フィリアにとっては慣れた感覚だし、周りの者たちも感覚的に麻痺しているが、本来宙に浮くのはフィリアの専売特許と言ってもいいほどに誰も扱えないものだ。
理論も原理も何もわからない事象は魔術で再現はできない。
故にこれは魔法。グレースによる、奇跡の一つ。
しかし、そんなグレースも自身の体だけを浮かすことはできない。
魔法はイメージ。その為、どうしてもイメージしづらく、安定性に欠ける。だからこそ、目視できる対象のみにしか扱えない。

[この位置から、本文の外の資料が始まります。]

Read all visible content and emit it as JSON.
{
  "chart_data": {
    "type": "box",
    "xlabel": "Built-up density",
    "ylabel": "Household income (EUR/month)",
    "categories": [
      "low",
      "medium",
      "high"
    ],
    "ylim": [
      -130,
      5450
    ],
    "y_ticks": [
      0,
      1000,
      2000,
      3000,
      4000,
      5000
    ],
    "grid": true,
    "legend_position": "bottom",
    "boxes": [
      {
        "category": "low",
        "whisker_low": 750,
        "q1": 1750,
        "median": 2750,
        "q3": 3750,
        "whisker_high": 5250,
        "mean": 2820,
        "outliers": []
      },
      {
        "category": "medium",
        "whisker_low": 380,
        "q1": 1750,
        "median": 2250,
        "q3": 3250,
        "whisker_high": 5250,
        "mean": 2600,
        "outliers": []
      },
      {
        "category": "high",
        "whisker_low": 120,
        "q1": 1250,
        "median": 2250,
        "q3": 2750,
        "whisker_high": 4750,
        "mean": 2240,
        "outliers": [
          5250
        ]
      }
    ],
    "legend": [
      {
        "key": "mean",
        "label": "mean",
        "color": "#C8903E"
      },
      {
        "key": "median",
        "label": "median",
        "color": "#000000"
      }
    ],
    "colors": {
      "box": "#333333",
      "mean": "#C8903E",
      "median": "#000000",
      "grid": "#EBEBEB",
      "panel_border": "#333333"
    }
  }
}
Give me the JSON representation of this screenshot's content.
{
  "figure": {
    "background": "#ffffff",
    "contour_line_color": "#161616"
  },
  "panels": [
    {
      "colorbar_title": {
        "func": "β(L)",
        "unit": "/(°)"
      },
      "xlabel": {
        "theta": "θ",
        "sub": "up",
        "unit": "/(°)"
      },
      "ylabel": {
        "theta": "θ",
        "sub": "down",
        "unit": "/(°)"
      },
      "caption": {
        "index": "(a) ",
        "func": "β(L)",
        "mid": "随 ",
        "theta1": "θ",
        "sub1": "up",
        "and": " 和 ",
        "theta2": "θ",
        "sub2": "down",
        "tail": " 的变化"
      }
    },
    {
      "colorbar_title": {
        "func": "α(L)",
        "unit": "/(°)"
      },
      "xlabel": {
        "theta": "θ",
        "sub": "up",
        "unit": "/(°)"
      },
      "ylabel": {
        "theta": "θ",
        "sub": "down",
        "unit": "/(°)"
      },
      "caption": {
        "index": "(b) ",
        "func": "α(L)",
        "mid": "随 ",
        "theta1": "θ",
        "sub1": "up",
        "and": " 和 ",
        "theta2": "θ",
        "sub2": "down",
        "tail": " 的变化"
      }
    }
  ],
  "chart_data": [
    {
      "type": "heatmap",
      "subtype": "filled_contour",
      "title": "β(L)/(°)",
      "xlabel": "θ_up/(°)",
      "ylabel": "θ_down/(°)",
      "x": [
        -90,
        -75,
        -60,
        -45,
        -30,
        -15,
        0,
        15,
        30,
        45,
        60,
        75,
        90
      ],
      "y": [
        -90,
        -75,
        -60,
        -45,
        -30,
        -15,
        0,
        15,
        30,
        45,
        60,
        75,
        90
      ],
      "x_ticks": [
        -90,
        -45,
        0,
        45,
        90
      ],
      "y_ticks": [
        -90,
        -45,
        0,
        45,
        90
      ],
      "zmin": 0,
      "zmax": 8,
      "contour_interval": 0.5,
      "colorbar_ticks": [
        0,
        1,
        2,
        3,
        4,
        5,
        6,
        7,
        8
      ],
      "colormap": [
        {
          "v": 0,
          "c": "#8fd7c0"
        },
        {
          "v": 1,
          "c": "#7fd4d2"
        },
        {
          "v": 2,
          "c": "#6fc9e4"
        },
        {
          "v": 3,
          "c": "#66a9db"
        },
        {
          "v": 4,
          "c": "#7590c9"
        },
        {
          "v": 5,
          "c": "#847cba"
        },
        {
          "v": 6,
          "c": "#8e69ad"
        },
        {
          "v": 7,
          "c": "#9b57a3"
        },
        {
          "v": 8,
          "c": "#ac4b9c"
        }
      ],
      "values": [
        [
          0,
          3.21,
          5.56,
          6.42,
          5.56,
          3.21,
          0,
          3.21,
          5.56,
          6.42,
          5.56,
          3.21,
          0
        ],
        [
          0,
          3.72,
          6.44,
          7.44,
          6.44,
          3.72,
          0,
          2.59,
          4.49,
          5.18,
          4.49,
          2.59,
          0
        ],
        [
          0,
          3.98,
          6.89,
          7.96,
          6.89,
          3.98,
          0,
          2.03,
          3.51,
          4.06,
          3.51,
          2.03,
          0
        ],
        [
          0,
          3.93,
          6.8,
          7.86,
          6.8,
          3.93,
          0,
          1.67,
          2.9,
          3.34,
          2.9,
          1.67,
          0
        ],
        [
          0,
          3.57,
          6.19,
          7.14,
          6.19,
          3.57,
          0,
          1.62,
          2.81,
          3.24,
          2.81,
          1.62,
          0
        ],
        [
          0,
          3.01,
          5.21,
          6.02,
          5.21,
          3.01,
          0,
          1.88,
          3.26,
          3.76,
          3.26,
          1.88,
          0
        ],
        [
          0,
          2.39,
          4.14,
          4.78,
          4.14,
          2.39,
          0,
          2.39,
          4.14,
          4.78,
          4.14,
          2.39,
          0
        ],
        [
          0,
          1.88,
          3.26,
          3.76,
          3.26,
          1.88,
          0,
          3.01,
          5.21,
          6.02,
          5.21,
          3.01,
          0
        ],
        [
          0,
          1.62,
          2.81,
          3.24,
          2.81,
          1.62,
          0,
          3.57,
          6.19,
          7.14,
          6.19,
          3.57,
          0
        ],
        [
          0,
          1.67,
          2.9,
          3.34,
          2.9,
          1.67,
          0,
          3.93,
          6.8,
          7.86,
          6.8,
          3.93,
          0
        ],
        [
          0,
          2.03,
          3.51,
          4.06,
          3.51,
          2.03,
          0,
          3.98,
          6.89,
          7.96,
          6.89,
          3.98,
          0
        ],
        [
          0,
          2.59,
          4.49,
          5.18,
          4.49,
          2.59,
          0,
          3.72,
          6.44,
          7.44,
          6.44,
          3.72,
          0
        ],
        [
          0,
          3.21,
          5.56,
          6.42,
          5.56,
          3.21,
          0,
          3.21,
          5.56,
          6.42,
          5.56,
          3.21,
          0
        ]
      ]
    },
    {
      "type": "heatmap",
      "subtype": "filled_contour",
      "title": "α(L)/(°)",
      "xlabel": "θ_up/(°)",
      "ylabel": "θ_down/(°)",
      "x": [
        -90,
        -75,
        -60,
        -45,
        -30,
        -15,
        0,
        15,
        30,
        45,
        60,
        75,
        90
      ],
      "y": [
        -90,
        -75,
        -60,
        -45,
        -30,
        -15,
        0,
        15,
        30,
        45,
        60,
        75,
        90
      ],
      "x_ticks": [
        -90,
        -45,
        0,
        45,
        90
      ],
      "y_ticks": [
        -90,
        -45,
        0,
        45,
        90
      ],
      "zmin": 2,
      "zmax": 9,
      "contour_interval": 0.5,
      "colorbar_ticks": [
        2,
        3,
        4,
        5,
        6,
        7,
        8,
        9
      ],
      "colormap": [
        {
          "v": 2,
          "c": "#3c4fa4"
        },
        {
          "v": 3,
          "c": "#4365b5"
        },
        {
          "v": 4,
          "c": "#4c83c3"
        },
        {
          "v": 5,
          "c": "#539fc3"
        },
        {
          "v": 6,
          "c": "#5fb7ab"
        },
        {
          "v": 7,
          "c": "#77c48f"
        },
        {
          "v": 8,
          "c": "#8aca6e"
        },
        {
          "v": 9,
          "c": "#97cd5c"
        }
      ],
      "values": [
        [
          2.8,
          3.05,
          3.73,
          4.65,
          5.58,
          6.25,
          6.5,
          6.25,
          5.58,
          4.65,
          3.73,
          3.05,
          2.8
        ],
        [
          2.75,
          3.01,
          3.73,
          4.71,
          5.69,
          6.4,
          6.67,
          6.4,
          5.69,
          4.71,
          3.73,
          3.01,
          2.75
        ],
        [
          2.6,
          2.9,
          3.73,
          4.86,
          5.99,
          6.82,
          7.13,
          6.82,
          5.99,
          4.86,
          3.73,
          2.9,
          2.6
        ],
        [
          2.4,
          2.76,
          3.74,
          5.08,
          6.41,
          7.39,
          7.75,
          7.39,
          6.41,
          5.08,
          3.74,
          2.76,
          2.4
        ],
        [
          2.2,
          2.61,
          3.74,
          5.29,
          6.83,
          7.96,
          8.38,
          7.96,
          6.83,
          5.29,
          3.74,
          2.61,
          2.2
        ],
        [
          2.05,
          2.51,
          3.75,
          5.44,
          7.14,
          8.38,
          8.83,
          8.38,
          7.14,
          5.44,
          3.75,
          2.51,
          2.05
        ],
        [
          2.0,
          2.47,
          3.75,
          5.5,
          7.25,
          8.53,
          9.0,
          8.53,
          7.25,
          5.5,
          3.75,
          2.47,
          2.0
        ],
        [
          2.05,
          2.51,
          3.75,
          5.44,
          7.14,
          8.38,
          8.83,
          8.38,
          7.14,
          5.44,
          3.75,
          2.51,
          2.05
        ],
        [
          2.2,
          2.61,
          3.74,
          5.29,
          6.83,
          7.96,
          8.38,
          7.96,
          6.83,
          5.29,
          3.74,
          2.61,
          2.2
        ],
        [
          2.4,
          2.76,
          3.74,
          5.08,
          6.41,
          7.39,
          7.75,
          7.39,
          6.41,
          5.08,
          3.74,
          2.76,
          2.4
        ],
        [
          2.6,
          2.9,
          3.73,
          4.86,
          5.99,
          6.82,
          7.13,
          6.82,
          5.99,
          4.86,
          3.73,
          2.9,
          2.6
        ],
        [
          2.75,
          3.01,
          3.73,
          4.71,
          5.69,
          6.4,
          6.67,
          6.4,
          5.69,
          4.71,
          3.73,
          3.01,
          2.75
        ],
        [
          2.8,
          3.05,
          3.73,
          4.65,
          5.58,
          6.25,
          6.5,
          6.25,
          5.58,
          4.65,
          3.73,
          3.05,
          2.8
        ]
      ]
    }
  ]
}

グレース自身が空から降りてきた時も、彼女は大きな鎌に腰掛けていた。それは彼女自身ではなく鎌の方に魔法をかけていた為。
つまり何が言いたいのかというと。
すっごく規格外の事であるという事。
皆が安堵の息を漏らしているが、慣れすぎて感覚がおかしい。
確かに。
都市伝説にすらなるような秘密施設。精霊信仰が主のこの土地で神にも等しい大精霊様。初めてで魔導王の十八番である結界魔術の成功。神秘に溢れた天使降臨。黄金の花紋の具現化。これまで見た事のないような『星を謳う者』の演出。
何をとっても、異常。
だが、そのぶっ飛んだ規格外が今尚続いているというのに・・。
人の慣れは怖い・・。いや、この場合、悪いのはフィリアの普段の素行か・・。
だが、それは日頃のフィリアを知っていてこその慣れである。
普段のそれを知らぬならそこに安堵は生まれない。
グレースの浮遊もそうだが、最も驚くのは何気ないように行われたフィリアの浮遊。
誘われるよう、地面に落ちるミミを掬い止めたフィリアの浮遊。
それは、普段のフィリアにしてみれば何ら珍しくない、寧ろ普段の方が目を引くようなこと。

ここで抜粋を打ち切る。